Berpikir filosofis adalah salah
satu kunci utama kematangan paradigma seseorang. Tidaklah mengherankan jika seorang
Steve Jobs, mantan CEO Apple Inc, mengungkap- kan peran penting membaca
buku-buku dan pemikiran-pemikiran filsafat sebagai penentu kesuksesan
membangun kerajaan bisnis raksasa bernama Apple Inc (Walter Isaacson dalam Steve Jobs, terjemahan Bentang, 2011).
Dalam konteks ini, penulis hendak memosisikan
filsafat bukan sebagai induk segala keilmuan, melainkan lebih pada
sistematika berpikir yang menjadi salah satu ciri paling khas dari filsafat.

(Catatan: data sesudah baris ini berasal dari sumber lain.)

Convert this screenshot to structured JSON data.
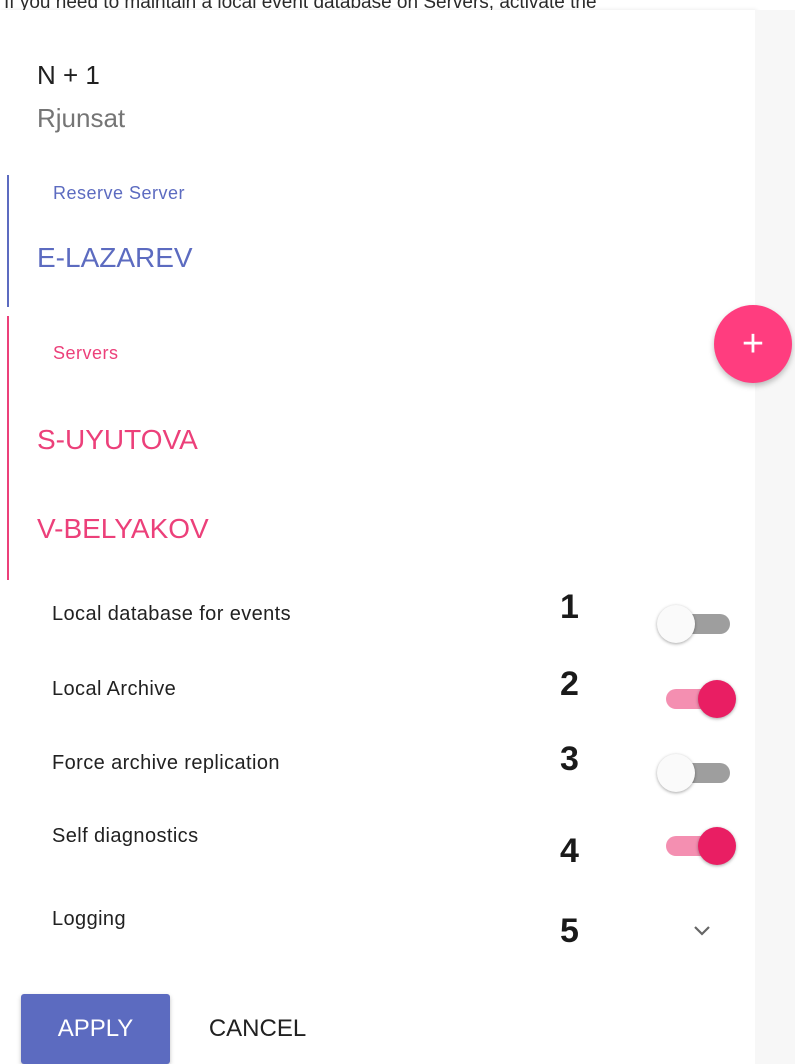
{
  "top_text": "If you need to maintain a local event database on Servers, activate the",
  "profile": {
    "title": "N + 1",
    "subtitle": "Rjunsat"
  },
  "reserve_group": {
    "label": "Reserve Server",
    "servers": [
      "E-LAZAREV"
    ]
  },
  "servers_group": {
    "label": "Servers",
    "servers": [
      "S-UYUTOVA",
      "V-BELYAKOV"
    ]
  },
  "add_button_glyph": "+",
  "options": [
    {
      "label": "Local database for events",
      "number": "1",
      "control": "toggle",
      "enabled": false
    },
    {
      "label": "Local Archive",
      "number": "2",
      "control": "toggle",
      "enabled": true
    },
    {
      "label": "Force archive replication",
      "number": "3",
      "control": "toggle",
      "enabled": false
    },
    {
      "label": "Self diagnostics",
      "number": "4",
      "control": "toggle",
      "enabled": true
    },
    {
      "label": "Logging",
      "number": "5",
      "control": "expand",
      "icon": "chevron-down-icon"
    }
  ],
  "actions": {
    "apply": "APPLY",
    "cancel": "CANCEL"
  },
  "colors": {
    "reserve_accent": "#5c6bc0",
    "servers_accent": "#ec407a",
    "fab": "#ff3d7f",
    "toggle_on": "#e91e63",
    "apply_button": "#5c6bc0"
  }
}
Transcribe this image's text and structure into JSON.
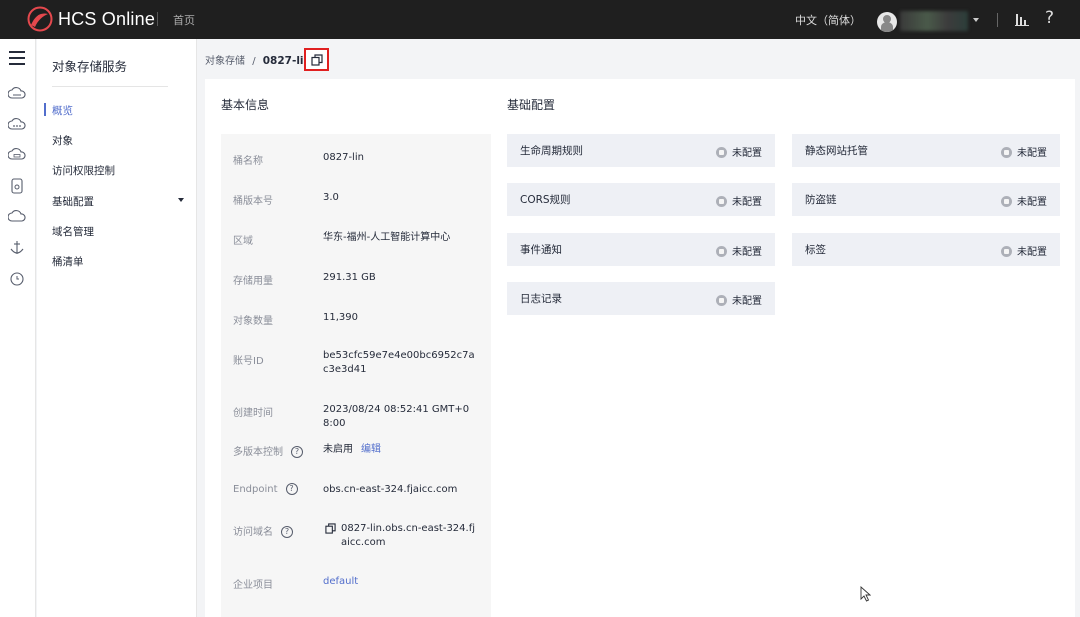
{
  "topbar": {
    "brand": "HCS Online",
    "home": "首页",
    "language": "中文（简体）"
  },
  "sidebar": {
    "title": "对象存储服务",
    "items": [
      {
        "label": "概览",
        "active": true
      },
      {
        "label": "对象"
      },
      {
        "label": "访问权限控制"
      },
      {
        "label": "基础配置",
        "expandable": true
      },
      {
        "label": "域名管理"
      },
      {
        "label": "桶清单"
      }
    ]
  },
  "breadcrumb": {
    "parent": "对象存储",
    "separator": "/",
    "current": "0827-lin"
  },
  "basic_info": {
    "title": "基本信息",
    "rows": [
      {
        "label": "桶名称",
        "value": "0827-lin"
      },
      {
        "label": "桶版本号",
        "value": "3.0"
      },
      {
        "label": "区域",
        "value": "华东-福州-人工智能计算中心"
      },
      {
        "label": "存储用量",
        "value": "291.31 GB"
      },
      {
        "label": "对象数量",
        "value": "11,390"
      },
      {
        "label": "账号ID",
        "value": "be53cfc59e7e4e00bc6952c7ac3e3d41"
      },
      {
        "label": "创建时间",
        "value": "2023/08/24 08:52:41 GMT+08:00"
      },
      {
        "label": "多版本控制",
        "value": "未启用",
        "action": "编辑",
        "help": "?"
      },
      {
        "label": "Endpoint",
        "value": "obs.cn-east-324.fjaicc.com",
        "help": "?"
      },
      {
        "label": "访问域名",
        "value": "0827-lin.obs.cn-east-324.fjaicc.com",
        "help": "?"
      },
      {
        "label": "企业项目",
        "value": "default"
      }
    ]
  },
  "basic_config": {
    "title": "基础配置",
    "items": [
      {
        "name": "生命周期规则",
        "status": "未配置"
      },
      {
        "name": "静态网站托管",
        "status": "未配置"
      },
      {
        "name": "CORS规则",
        "status": "未配置"
      },
      {
        "name": "防盗链",
        "status": "未配置"
      },
      {
        "name": "事件通知",
        "status": "未配置"
      },
      {
        "name": "标签",
        "status": "未配置"
      },
      {
        "name": "日志记录",
        "status": "未配置"
      }
    ]
  },
  "icons": {
    "rail": [
      "menu-icon",
      "cloud-icon",
      "cloud-dots-icon",
      "cloud-ops-icon",
      "storage-box-icon",
      "cloud-sync-icon",
      "anchor-icon",
      "clock-icon"
    ],
    "copy": "copy-icon",
    "help": "question-icon"
  },
  "colors": {
    "topbar": "#1f1f1f",
    "accent": "#526ecc",
    "highlight_border": "#e02020",
    "config_card": "#eef0f5"
  }
}
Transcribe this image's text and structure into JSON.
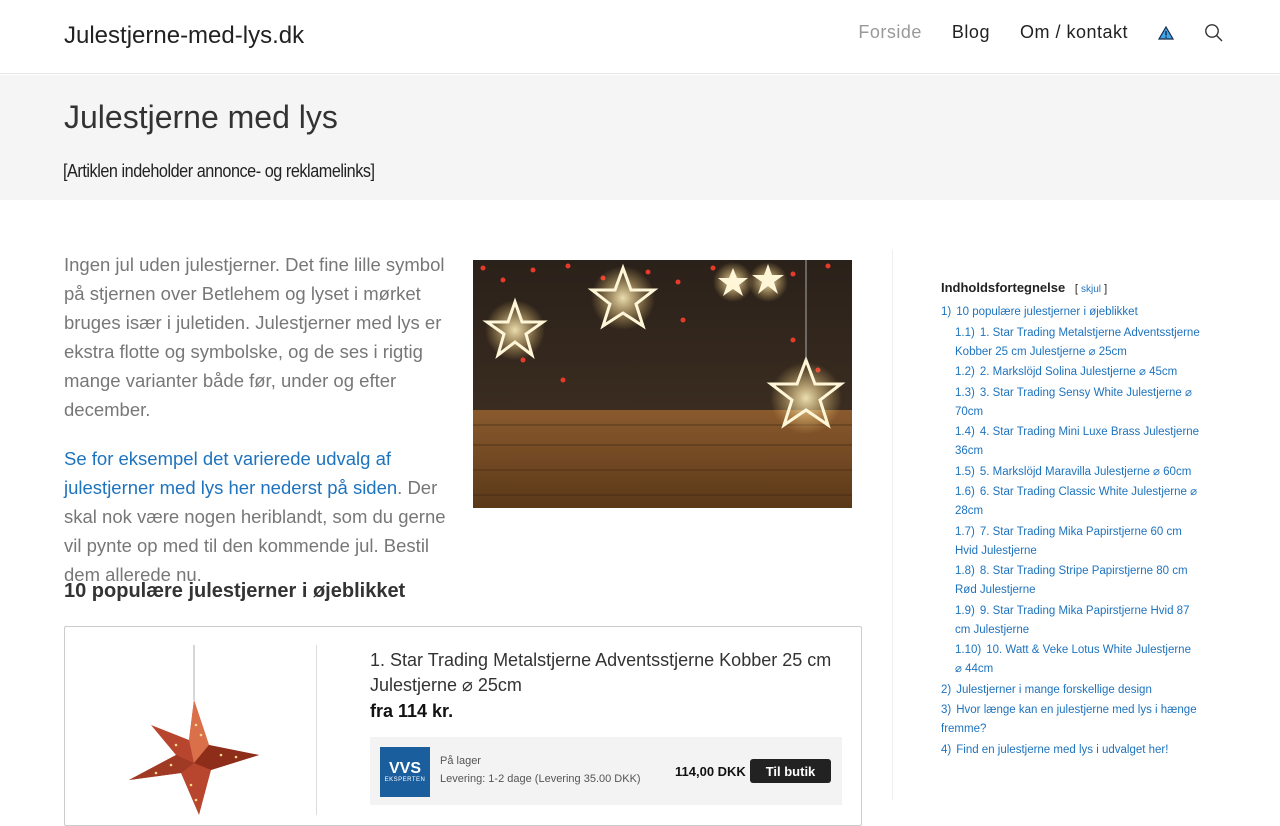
{
  "header": {
    "site_title": "Julestjerne-med-lys.dk",
    "nav": [
      {
        "label": "Forside",
        "active": true
      },
      {
        "label": "Blog",
        "active": false
      },
      {
        "label": "Om / kontakt",
        "active": false
      }
    ],
    "icons": [
      "warning-icon",
      "search-icon"
    ]
  },
  "title_band": {
    "title": "Julestjerne med lys",
    "disclaimer": "[Artiklen indeholder annonce- og reklamelinks]"
  },
  "intro": {
    "paragraph1": "Ingen jul uden julestjerner. Det fine lille symbol på stjernen over Betlehem og lyset i mørket bruges især i juletiden. Julestjerner med lys er ekstra flotte og symbolske, og de ses i rigtig mange varianter både før, under og efter december.",
    "link_text": "Se for eksempel det varierede udvalg af julestjerner med lys her nederst på siden",
    "paragraph2_rest": ". Der skal nok være nogen heriblandt, som du gerne vil pynte op med til den kommende jul. Bestil dem allerede nu."
  },
  "section": {
    "heading": "10 populære julestjerner i øjeblikket"
  },
  "product": {
    "title": "1. Star Trading Metalstjerne Adventsstjerne Kobber 25 cm Julestjerne ⌀ 25cm",
    "price": "fra 114 kr.",
    "offer": {
      "shop_logo_big": "VVS",
      "shop_logo_small": "EKSPERTEN",
      "stock": "På lager",
      "delivery": "Levering: 1-2 dage (Levering 35.00 DKK)",
      "price": "114,00 DKK",
      "button": "Til butik"
    }
  },
  "toc": {
    "title": "Indholdsfortegnelse",
    "toggle_open": "[",
    "toggle_label": "skjul",
    "toggle_close": "]",
    "items": [
      {
        "num": "1)",
        "label": "10 populære julestjerner i øjeblikket",
        "level": 1
      },
      {
        "num": "1.1)",
        "label": "1. Star Trading Metalstjerne Adventsstjerne Kobber 25 cm Julestjerne ⌀ 25cm",
        "level": 2
      },
      {
        "num": "1.2)",
        "label": "2. Markslöjd Solina Julestjerne ⌀ 45cm",
        "level": 2
      },
      {
        "num": "1.3)",
        "label": "3. Star Trading Sensy White Julestjerne ⌀ 70cm",
        "level": 2
      },
      {
        "num": "1.4)",
        "label": "4. Star Trading Mini Luxe Brass Julestjerne 36cm",
        "level": 2
      },
      {
        "num": "1.5)",
        "label": "5. Markslöjd Maravilla Julestjerne ⌀ 60cm",
        "level": 2
      },
      {
        "num": "1.6)",
        "label": "6. Star Trading Classic White Julestjerne ⌀ 28cm",
        "level": 2
      },
      {
        "num": "1.7)",
        "label": "7. Star Trading Mika Papirstjerne 60 cm Hvid Julestjerne",
        "level": 2
      },
      {
        "num": "1.8)",
        "label": "8. Star Trading Stripe Papirstjerne 80 cm Rød Julestjerne",
        "level": 2
      },
      {
        "num": "1.9)",
        "label": "9. Star Trading Mika Papirstjerne Hvid 87 cm Julestjerne",
        "level": 2
      },
      {
        "num": "1.10)",
        "label": "10. Watt & Veke Lotus White Julestjerne ⌀ 44cm",
        "level": 2
      },
      {
        "num": "2)",
        "label": "Julestjerner i mange forskellige design",
        "level": 1
      },
      {
        "num": "3)",
        "label": "Hvor længe kan en julestjerne med lys i hænge fremme?",
        "level": 1
      },
      {
        "num": "4)",
        "label": "Find en julestjerne med lys i udvalget her!",
        "level": 1
      }
    ]
  },
  "colors": {
    "link": "#1e73be",
    "title_band_bg": "#f5f5f5",
    "button_bg": "#222222",
    "shop_logo_bg": "#1b5e9e"
  }
}
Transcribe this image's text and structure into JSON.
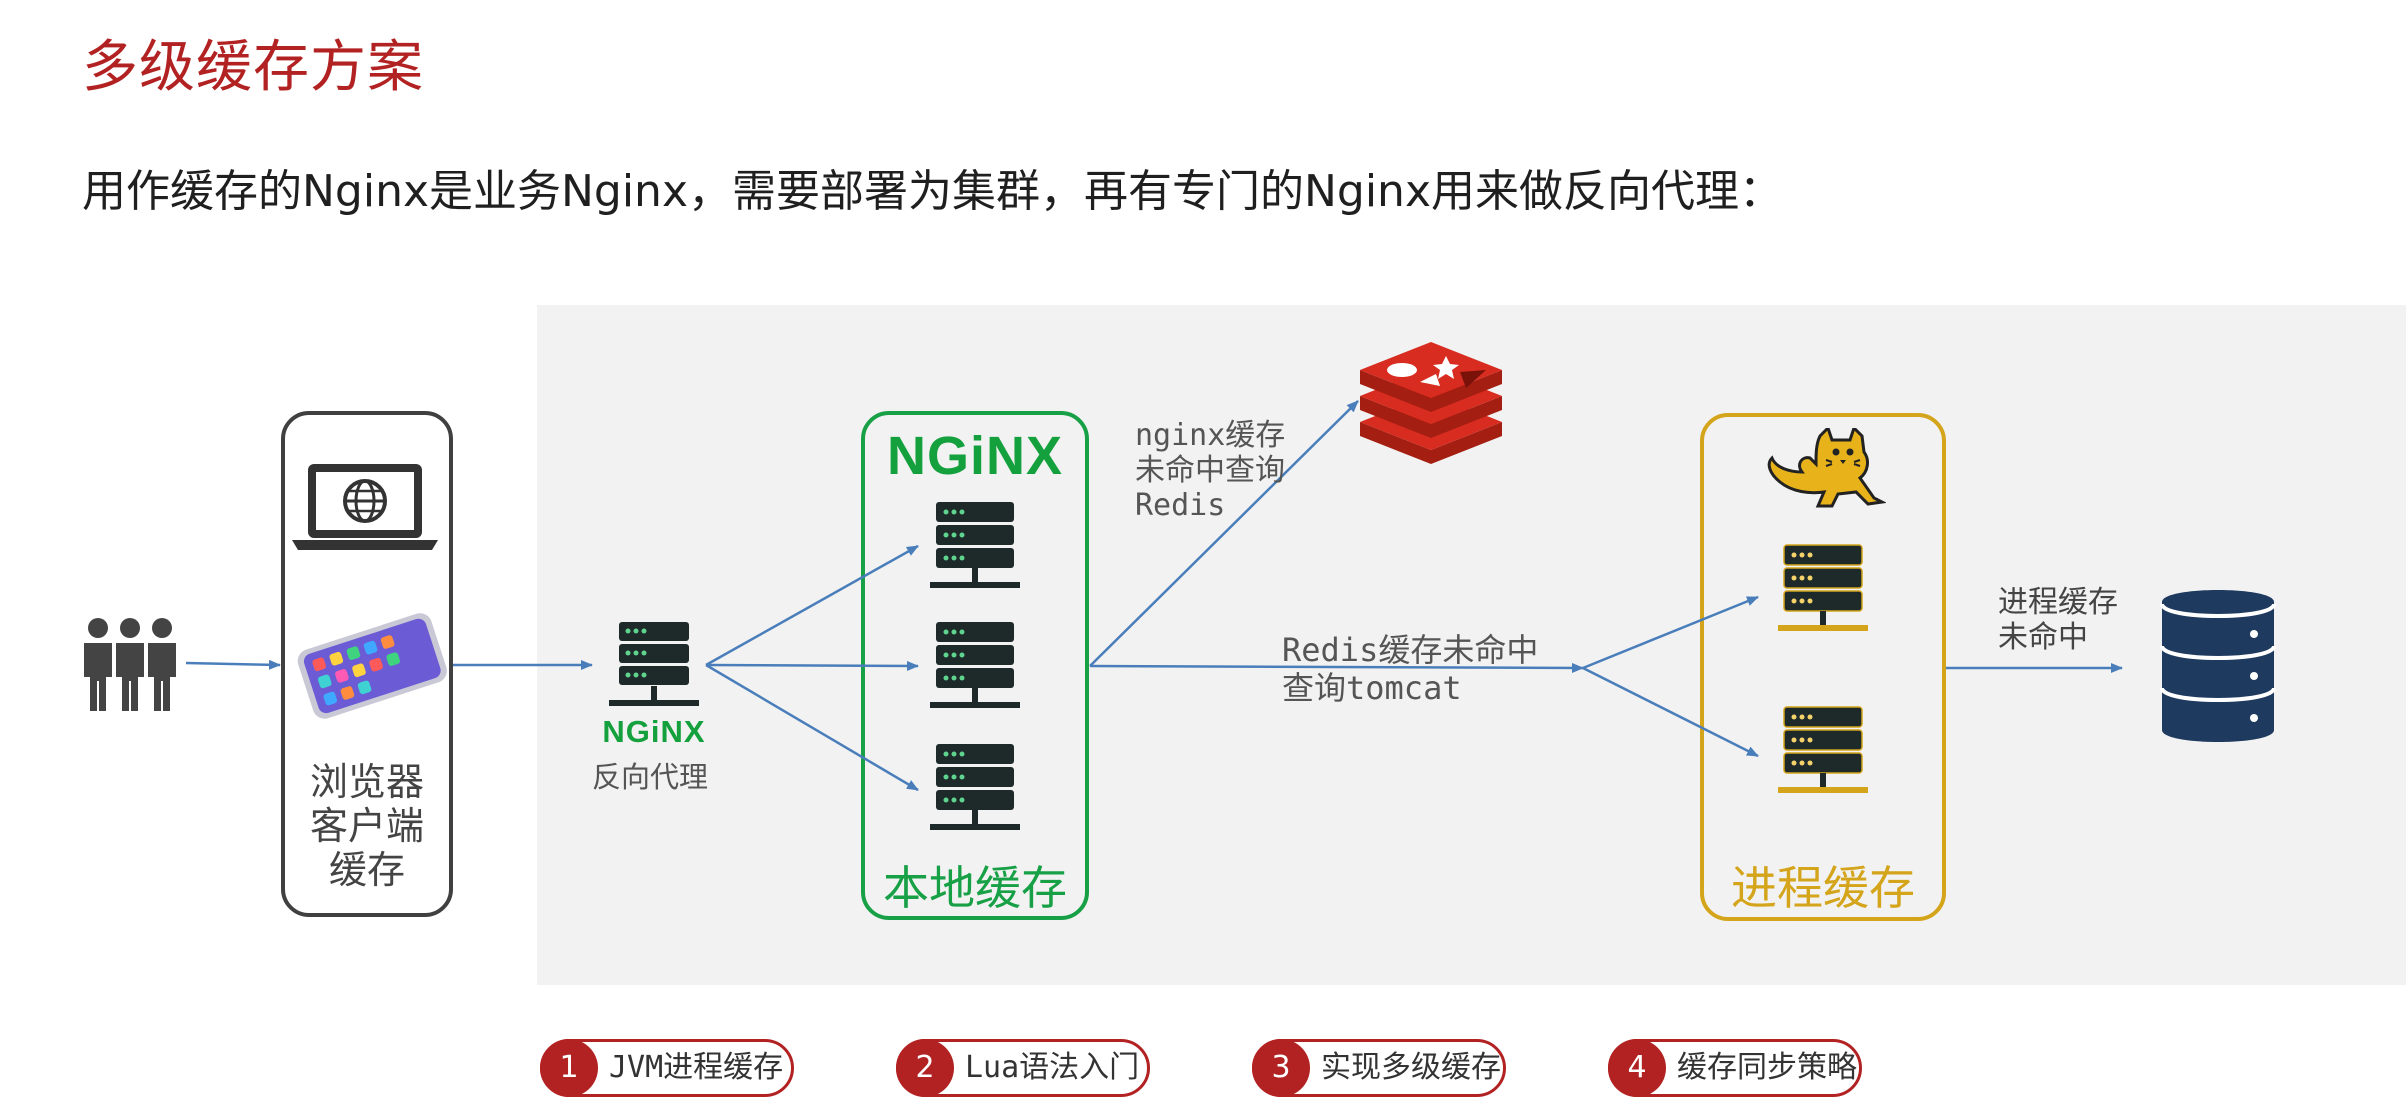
{
  "title": "多级缓存方案",
  "subtitle": "用作缓存的Nginx是业务Nginx，需要部署为集群，再有专门的Nginx用来做反向代理：",
  "diagram": {
    "browser_label": "浏览器\n客户端\n缓存",
    "proxy_logo": "NGiNX",
    "proxy_label": "反向代理",
    "nginx_logo": "NGiNX",
    "nginx_cluster_label": "本地缓存",
    "note_nginx_redis": "nginx缓存\n未命中查询\nRedis",
    "note_redis_tomcat": "Redis缓存未命中\n查询tomcat",
    "tomcat_cluster_label": "进程缓存",
    "note_tomcat_db": "进程缓存\n未命中",
    "colors": {
      "nginx": "#17a046",
      "tomcat": "#d4a41b",
      "arrow": "#4a7ebb",
      "server": "#1e2a2a",
      "redis": "#d82c20",
      "database": "#1f3a5f"
    }
  },
  "chapters": [
    {
      "num": "1",
      "label": "JVM进程缓存"
    },
    {
      "num": "2",
      "label": "Lua语法入门"
    },
    {
      "num": "3",
      "label": "实现多级缓存"
    },
    {
      "num": "4",
      "label": "缓存同步策略"
    }
  ]
}
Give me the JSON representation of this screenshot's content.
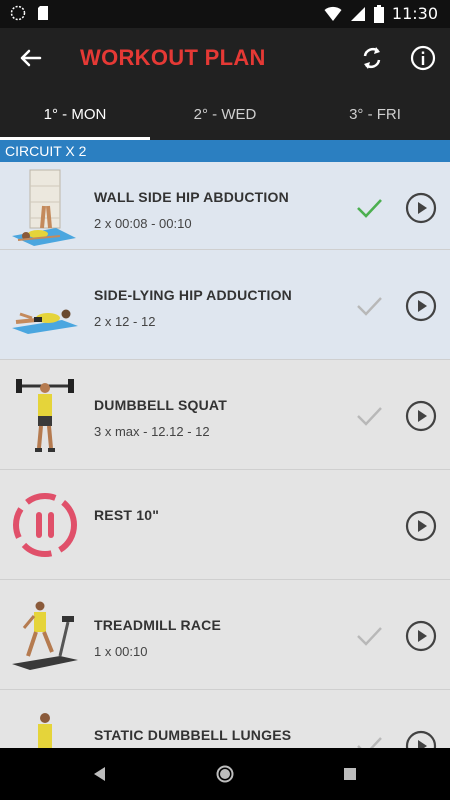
{
  "status_bar": {
    "time": "11:30"
  },
  "toolbar": {
    "title": "WORKOUT PLAN"
  },
  "tabs": [
    {
      "label": "1° - MON"
    },
    {
      "label": "2° - WED"
    },
    {
      "label": "3° - FRI"
    }
  ],
  "circuit": {
    "label": "CIRCUIT X 2"
  },
  "exercises": [
    {
      "name": "WALL SIDE HIP ABDUCTION",
      "detail": "2 x 00:08 - 00:10",
      "checked": true
    },
    {
      "name": "SIDE-LYING HIP ADDUCTION",
      "detail": "2 x 12 - 12",
      "checked": false
    },
    {
      "name": "DUMBBELL SQUAT",
      "detail": "3 x max - 12.12 - 12",
      "checked": false
    },
    {
      "name": "REST 10\"",
      "detail": "",
      "checked": false
    },
    {
      "name": "TREADMILL RACE",
      "detail": "1 x 00:10",
      "checked": false
    },
    {
      "name": "STATIC DUMBBELL LUNGES",
      "detail": "",
      "checked": false
    }
  ],
  "colors": {
    "title_red": "#e53935",
    "circuit_blue": "#2b7fc1",
    "check_done": "#4caf50",
    "check_pending": "#b8b8b8",
    "rest_red": "#e0506a"
  }
}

Bahkan, dalam karyanya yang
berjudul Elements of Philosophy, Kattsoff (1963) memosisikan berpikir filosofis,
dengan cirinya yakni berpikir kritis, sistematis, runtut, rasional, dan
komprehensif, sebagai tonggak sekaligus pengertian filsafat.
Namun, filsafat sebagai
sistematika berpikir justru kerap tak disadari dan tak diserap secara utuh.
Maka, yang muncul adalah kerancuan
berpikir dari para pengkaji filsafat.
Akhirnya, filsafat lebih
berfungsi, dipahami, dan dinilai sebagai dekonstruksi ketimbang sebagai
rekonstruksi.
Integral
Dua peran filsafat, baik sebagai
dekonstruksi maupun rekonstruksi, sebenarnya selalu integral. Pemisahan
keduanya justru mereduksi keutuhan filsafat.
Filsafat sebagai metode berpikir
memang berfungsi sebagai dekonstruksi bagi pola pikir yang irasional dan tak
runtut. Dia akan menghunjam dan menghancurkan paradigma yang rancu itu.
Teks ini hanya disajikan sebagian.